Le Noël particulier des lecteurs de « La Croix »



« Ce Noël-là à Nouméa, il vient d’arriver un bonhomme de neige de métropole »

♦ « Nous étions cinq enfants, chacun avait un petit mouton qu’il avançait tous les jours vers l’Enfant-Jésus de la crèche, pendant l’Avent. Mais, quand on était sots, les parents reculaient le mouton et c’était la pénitence. » Élisabeth R. (Montrouge, 92)

♦ « Noël à Nouméa dans les années 1960 se fête, pour nous, au bord de la mer car c’est l’été. Mais il vient d’arriver un bonhomme de neige de France. De la neige ! Je fais la queue avec les autres enfants pour toucher cette neige que je n’ai jamais vue. Déception : c’est dur et froid, un gros glaçon ! Le plus beau cadeau de Noël sera de la voir tomber du ciel des années plus tard. Merveille de légèreté et de silence transformant le plus gris des paysages en splendeur immaculée et des voisins tranquilles en redoutables et joyeux compagnons d’une mémorable bataille de boules de neige ! » Anne Richand

EXPLICATION. Pourquoi fêtons-nous Noël le 25 décembre ?

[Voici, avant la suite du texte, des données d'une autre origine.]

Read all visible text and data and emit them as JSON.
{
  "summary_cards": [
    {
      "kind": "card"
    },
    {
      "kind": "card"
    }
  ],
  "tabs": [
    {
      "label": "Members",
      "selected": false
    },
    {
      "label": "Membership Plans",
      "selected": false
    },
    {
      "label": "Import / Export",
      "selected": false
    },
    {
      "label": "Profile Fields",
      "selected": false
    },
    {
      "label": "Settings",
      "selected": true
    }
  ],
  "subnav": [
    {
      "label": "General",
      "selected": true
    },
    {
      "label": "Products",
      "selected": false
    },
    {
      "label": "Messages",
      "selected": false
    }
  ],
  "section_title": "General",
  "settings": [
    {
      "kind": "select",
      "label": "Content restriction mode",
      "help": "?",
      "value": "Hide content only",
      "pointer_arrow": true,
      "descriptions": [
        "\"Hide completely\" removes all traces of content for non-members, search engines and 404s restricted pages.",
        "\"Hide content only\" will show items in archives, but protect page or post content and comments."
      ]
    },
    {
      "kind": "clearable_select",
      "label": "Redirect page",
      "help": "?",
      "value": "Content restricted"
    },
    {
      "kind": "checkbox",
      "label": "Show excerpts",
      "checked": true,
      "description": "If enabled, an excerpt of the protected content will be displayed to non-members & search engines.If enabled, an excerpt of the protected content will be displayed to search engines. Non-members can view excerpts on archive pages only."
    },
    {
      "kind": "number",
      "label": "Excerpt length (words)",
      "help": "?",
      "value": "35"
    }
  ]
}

♦ « Pour moi qui suis née à la campagne en 1941, les Noëls d’antan étaient sobres et pourtant heureux. Ce matin-là, en 1946, l’installation de la crèche fut pour moi extraordinaire : en lieu et place des images pieuses qui symbolisaient la nativité (nous n’étions pas riches), trônaient tous les personnages et animaux de la tradition, un Enfant-Jésus, Marie, Joseph, le bœuf, l’âne, les bergers, les moutons dont le plus laineux portait à son cou un minuscule grelot qui tintait ! J’étais subjuguée. » Colette Mourey

♦ « Au sortir de la guerre, en 1945, j’avais 10 ans. Maman et moi étions allées à la messe de minuit. Après des années de couvre-feu, se retrouver dans la rue, la nuit, et rejoindre tout le monde à l’église, c’était déjà un rêve. Maman avait préparé une pâte à gaufres. Papa était chargé de surveiller la levée et de maintenir le feu dans la cuisinière. En rentrant, pas de repas festif ni de jouets, seulement la joie de trouver ma tante et mes cousins à la maison. » Colette Brault (Sèvres, 92)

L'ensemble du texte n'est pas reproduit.